Faces and Identity

Face detection in Valossa AI produces human.face detections in the Core metadata. This page covers face identity matching, face grouping, bounding box coordinates, and the specialized frames_faces metadata.

Face Detection Basics

Each detected face in the video is represented as a human.face detection with:

Field	Description
`label`	Always "face"
`occs`	Time segments when the face appears
`a.gender`	Detected gender (`value`: "male"/"female", `c`: confidence)
`a.s_visible`	Total screen time in seconds (actual frame-by-frame visibility, usually less than combined occurrence duration)
`a.quality`	Either "normal" or "low" (low means the face is not frontal enough or otherwise less reliable)
`a.under_18_years`	Minor detection data: `c_max` (peak confidence), `c_median` (median confidence), and `intervals` (time segments where detection was triggered). Present when the face is estimated to be under 18 years old. Also flagged via `categ.tags` with `"under_18_years"`.
`a.similar_to`	Array of gallery face matches (if any)

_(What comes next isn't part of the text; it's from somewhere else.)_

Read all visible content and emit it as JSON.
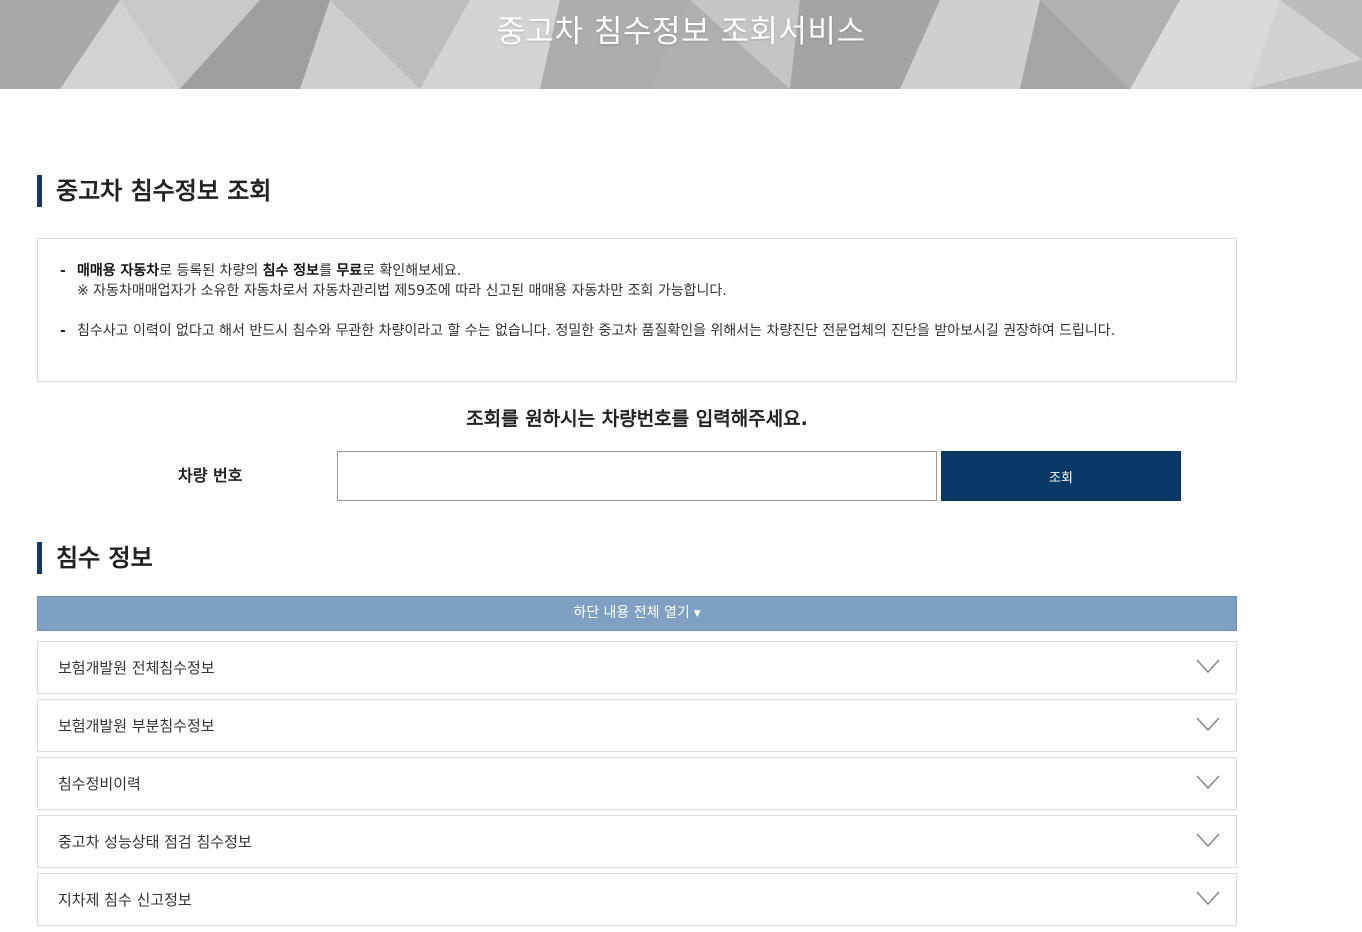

Gallery Matching (similar_to)

When a detected face matches one or more faces in a face gallery (Valossa Celebrities Gallery or your custom gallery), the similar_to array contains match details:

{
  "t": "human.face",
  "label": "face",
  "a": {
    "gender": { "c": 0.929, "value": "female" },
    "s_visible": 4.4,
    "similar_to": [
      {
        "c": 0.928,
        "name": "Jane Doe",
        "gallery": { "id": "a3ead7b4-8e84-43ac-9e6b-d1727b05f189" },
        "gallery_face": {
          "id": "f6a728c6-5991-47da-9c17-b5302bfd0aff",
          "name": "Jane Doe"
        }
      }
    ]
  }
}

Field	Description
`c`	Confidence that this face is the named person (0.0 to 1.0)
`name`	Person name
`gallery.id`	UUID of the face gallery
`gallery_face.id`	UUID of the face identity within the gallery
`gallery_face.name`	Name of the person in the gallery

Matches are sorted by confidence (highest first). A face may match multiple gallery faces with varying confidence levels.

note

Face occurrences do not have their own c_max confidence. Face confidence is only in the similar_to items.

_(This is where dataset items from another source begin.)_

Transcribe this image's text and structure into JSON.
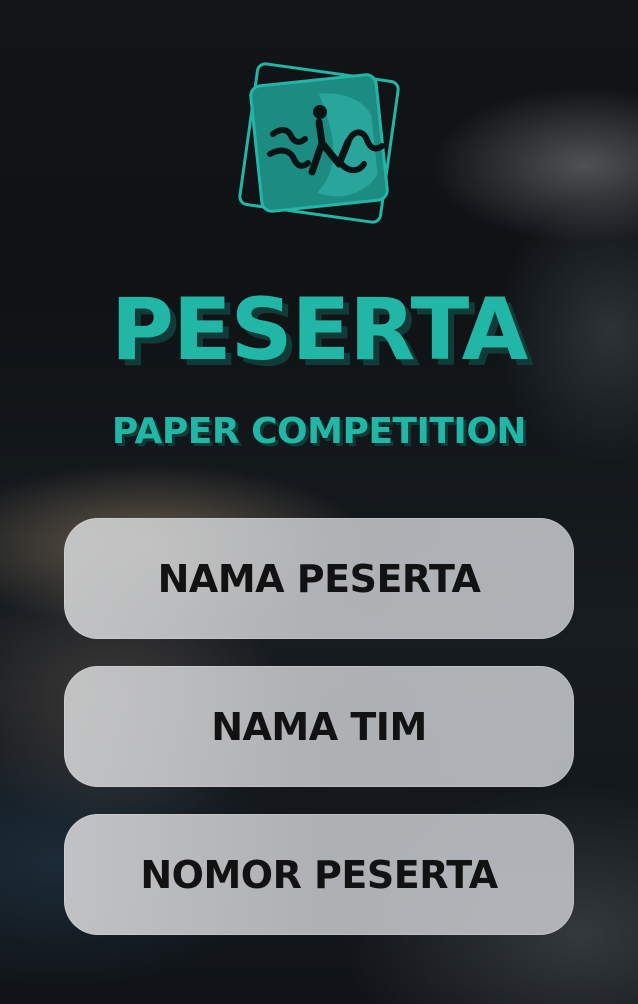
{
  "header": {
    "title": "PESERTA",
    "subtitle": "PAPER COMPETITION"
  },
  "fields": [
    {
      "label": "NAMA PESERTA"
    },
    {
      "label": "NAMA TIM"
    },
    {
      "label": "NOMOR PESERTA"
    }
  ],
  "colors": {
    "accent": "#21b6a6",
    "accent_shadow": "#103b38",
    "button_bg": "#c7c9cb",
    "button_text": "#121212",
    "background": "#0d1114"
  },
  "logo": {
    "icon": "dancing-figure-logo"
  }
}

Minor Detection (under_18_years)

When a face is estimated to be under 18 years old, the under_18_years attribute provides confidence scores and the time intervals where the detection was triggered:

{
  "t": "human.face",
  "label": "face",
  "a": {
    "gender": { "value": "male", "c": 0.5 },
    "s_visible": 8.267,
    "quality": "low",
    "under_18_years": {
      "c_max": 0.516,
      "c_median": 0.475,
      "intervals": [
        { "ss": 1834.333, "se": 1840.333, "c_max": 0.516 }
      ]
    }
  },
  "categ": {
    "tags": ["content_compliance", "under_18_years"]
  }
}

Field	Description
`c_max`	Peak confidence that the face is under 18 across all intervals
`c_median`	Median confidence across all intervals
`intervals`	Array of time segments with `ss` (start), `se` (end), and `c_max` (peak confidence in that interval)

The detection is also flagged in categ.tags with both "content_compliance" and "under_18_years" tags.

Multiple Detections of the Same Person

The AI may create multiple human.face detections for the same person if the face appears sufficiently different across the video (different angles, lighting, etc.). Each of these detections can independently match the same gallery face via similar_to.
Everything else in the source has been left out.